Dans cette enquête inédite qui n’est pas l’adaptation d’un roman, l’Alligator et ses deux collègues sont commandités par Beppe Sainas, un riche restaurateur franchement louche installé en Sardaigne. Les trois hommes sont chargés de retrouver Joanna, la maîtresse de Sainas, disparue il y a un mois. L’affaire, complexe et dangereuse, se conduira en deux temps, et mènera le trio jusqu’à Paris.

Avec cette première aventure en cases et en bulles de l’Alligator, Igort et Carlotto ont écrit un polar noir en gris et bleu, une petite réussite dans sa catégorie qui doit beaucoup à un scénario finement construit, et à une certaine nostalgie du genre qui fonctionne dès la « dédicace », « À Lino Ventura et Edward G. Robinson ». Le film noir et le polar à la française réunis dans un hommage qui ouvre ainsi le bal, puis mène franchement la danse. C’est l’amour du genre qui motive ici les auteurs et l’on pense à Cain, Clouzot et Melville, à une Série Noire où le bleu remplacerait le jaune, à un film rempli de gueules et de coups de feu dans la nuit. On est ici plongé dans une intrigue pleine de faux-semblants, de revirements, de personnages blessés, d’amitié virile et de mélancolie discrète.
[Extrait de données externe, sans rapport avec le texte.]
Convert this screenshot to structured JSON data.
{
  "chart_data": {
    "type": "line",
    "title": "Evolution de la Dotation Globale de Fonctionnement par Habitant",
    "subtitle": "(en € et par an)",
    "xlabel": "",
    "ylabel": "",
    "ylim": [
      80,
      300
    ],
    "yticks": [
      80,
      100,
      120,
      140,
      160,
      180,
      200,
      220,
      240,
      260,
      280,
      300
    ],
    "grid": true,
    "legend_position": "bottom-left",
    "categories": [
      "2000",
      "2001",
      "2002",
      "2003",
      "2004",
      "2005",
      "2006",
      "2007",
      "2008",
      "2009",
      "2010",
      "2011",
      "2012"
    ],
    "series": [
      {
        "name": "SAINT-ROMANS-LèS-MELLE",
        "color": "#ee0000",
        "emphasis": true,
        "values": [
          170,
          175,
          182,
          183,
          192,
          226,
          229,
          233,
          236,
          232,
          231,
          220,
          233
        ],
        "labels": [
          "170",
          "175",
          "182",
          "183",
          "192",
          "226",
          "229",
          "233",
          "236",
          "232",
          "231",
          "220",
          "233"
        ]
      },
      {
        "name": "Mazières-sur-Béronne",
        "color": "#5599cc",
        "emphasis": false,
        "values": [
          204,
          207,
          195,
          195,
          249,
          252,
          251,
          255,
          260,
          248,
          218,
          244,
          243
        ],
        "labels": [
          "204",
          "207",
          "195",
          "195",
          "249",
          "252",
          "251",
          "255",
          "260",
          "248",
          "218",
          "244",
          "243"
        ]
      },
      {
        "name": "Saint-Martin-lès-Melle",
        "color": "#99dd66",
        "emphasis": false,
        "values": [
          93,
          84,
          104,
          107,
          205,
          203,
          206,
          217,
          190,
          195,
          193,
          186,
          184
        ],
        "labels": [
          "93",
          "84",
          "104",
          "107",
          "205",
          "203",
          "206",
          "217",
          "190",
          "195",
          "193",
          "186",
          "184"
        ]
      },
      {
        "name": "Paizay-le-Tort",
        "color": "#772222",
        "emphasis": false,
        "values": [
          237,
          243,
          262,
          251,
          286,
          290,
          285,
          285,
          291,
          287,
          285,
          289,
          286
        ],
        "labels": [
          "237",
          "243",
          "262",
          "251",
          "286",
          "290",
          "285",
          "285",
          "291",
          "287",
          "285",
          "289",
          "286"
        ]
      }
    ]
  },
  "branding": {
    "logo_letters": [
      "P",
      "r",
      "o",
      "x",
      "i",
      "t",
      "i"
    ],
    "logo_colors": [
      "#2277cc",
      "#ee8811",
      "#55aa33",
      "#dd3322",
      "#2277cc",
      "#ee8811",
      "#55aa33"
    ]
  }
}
L’ensemble n’est pas complètement désespéré pour autant, les auteurs maniant aussi avec habileté l’humour et un détachement certain.

Pour l’occasion, Igort module quelque peu son style. S’il reste fidèle à une bichromie toujours impeccable chez lui (la couleur faisant là les ombres, sculptant ici une silhouette dans la nuit et plus tard, total revirement, imageant l’océan sous le soleil), il dessine cette fois au crayon à papier. Le résultat prodigue quelques belles ambiances, comme un climat un peu éthéré, cauchemar cotonneux dont il est difficile de s’échapper. Un léger gris donc, comme un voile terne parfait pour figurer Paris et ses quartiers délavés, ou la lumière blafarde d’un soleil caché derrière les nuages. Le revers de la médaille c’est une caractérisation un peu molle des personnages, et le fait de plus de jouer parfois la carte d’une certaine naïveté du trait (postures pataudes, anatomies hasardeuses) n’arrange pas les choses. Dommage, car les héros ainsi affaiblis perdent dès lors un peu de caractère et le mystère de leurs âmes ne parvient pas totalement à passer. Un parti pris esthétique discutable donc mais qui ne vient pas non plus entacher notre plaisir de lecteur devant ce récit à la fois sombre et se déroulant avec une tranquille évidence.